“你是说得悄悄地进去问?”
“也不是悄悄地,起码不能这么喧哗,谁也不想被人知道自己背后说人。”
“那你是怎么问的?”
“我是女子,打听起来是比你方便一些,我没有特意表明自己是捕快,我的身份不用明说他们一看我穿着公服自然是明白的。我就专找那些年纪大的老妇人,因为他们才是对这个村子里的事情最了解的人,我就当是跟我祖母聊天,人家在剥豆子的你就抓一把边剥边聊,在洗衣服的你就帮她晒一下,这样一来人家就不会把你当公差看,自然愿意跟你闲聊。”
武阳竖起拇指:“哇,佩服佩服,学到了。那你都打听到了哪些事?”
“你说的王伦宝的事,我当然也知道,只不过你知道的只是一半。王大民家现在的房子有一半本来就是王伦宝的。
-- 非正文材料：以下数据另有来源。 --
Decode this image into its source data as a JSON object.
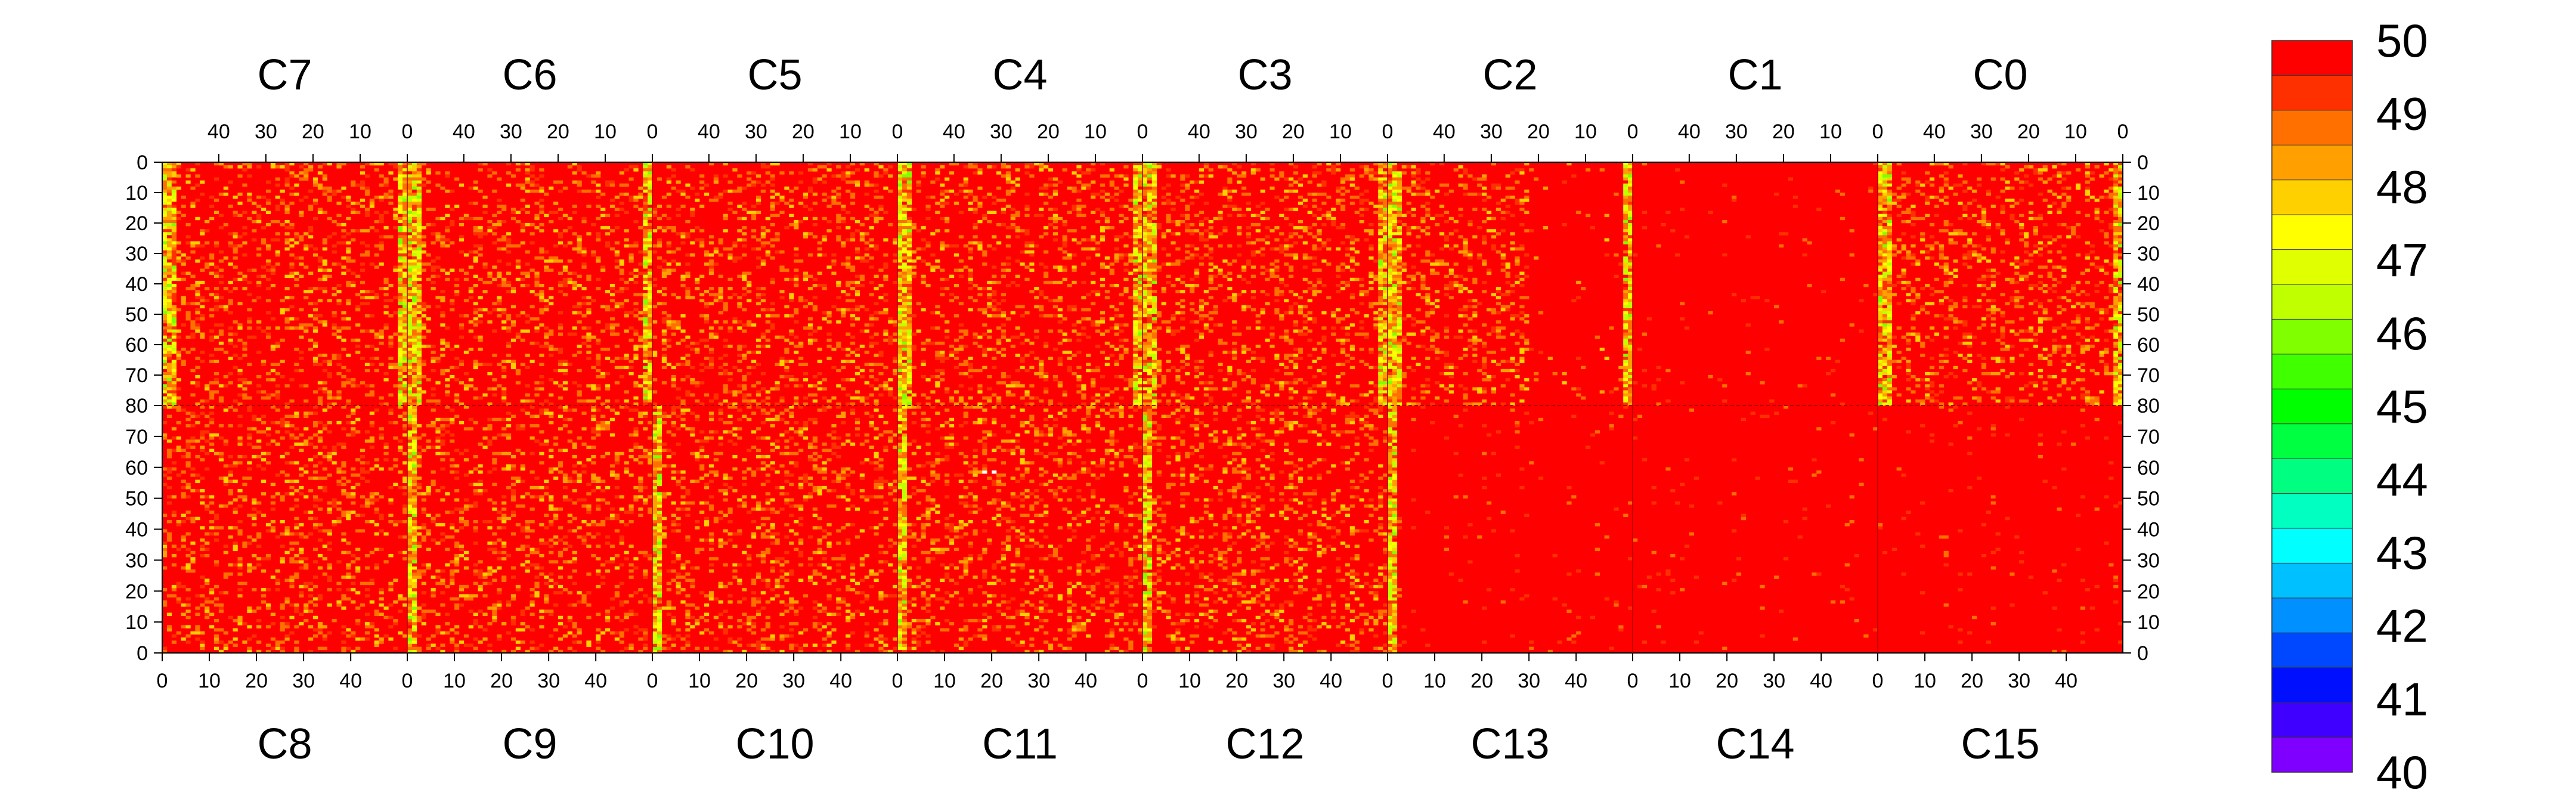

王伦宝的父亲死后母子两个人生活艰难,但一墙之隔的王大民从来没有伸过援手。他母亲辛苦地供王伦宝去上学堂,是希望以后可以考点功名让母子两人生活有依靠。一直到王伦宝母亲死后,王大民以照顾侄子为由把他家的房子占为己有,同时也霸占了王伦宝的田地,也不再供他念书,而是每天逼他下地干活。”
“原来还有这些内情,我还以为这个王大民是个重情义的好叔叔,没想到完全相反,真不是东西。”
“这么一来王伦宝杀人动机就有了,可是他没有时间。”
“有没有可能是雇凶杀人?”
“王伦宝这些年在王大民家温饱都不一定能满足,所以才跑去码头做苦力,一个瘦弱的读书人去卖力气连糊口都困难,我想着他应该没什么钱再去雇凶杀人的。”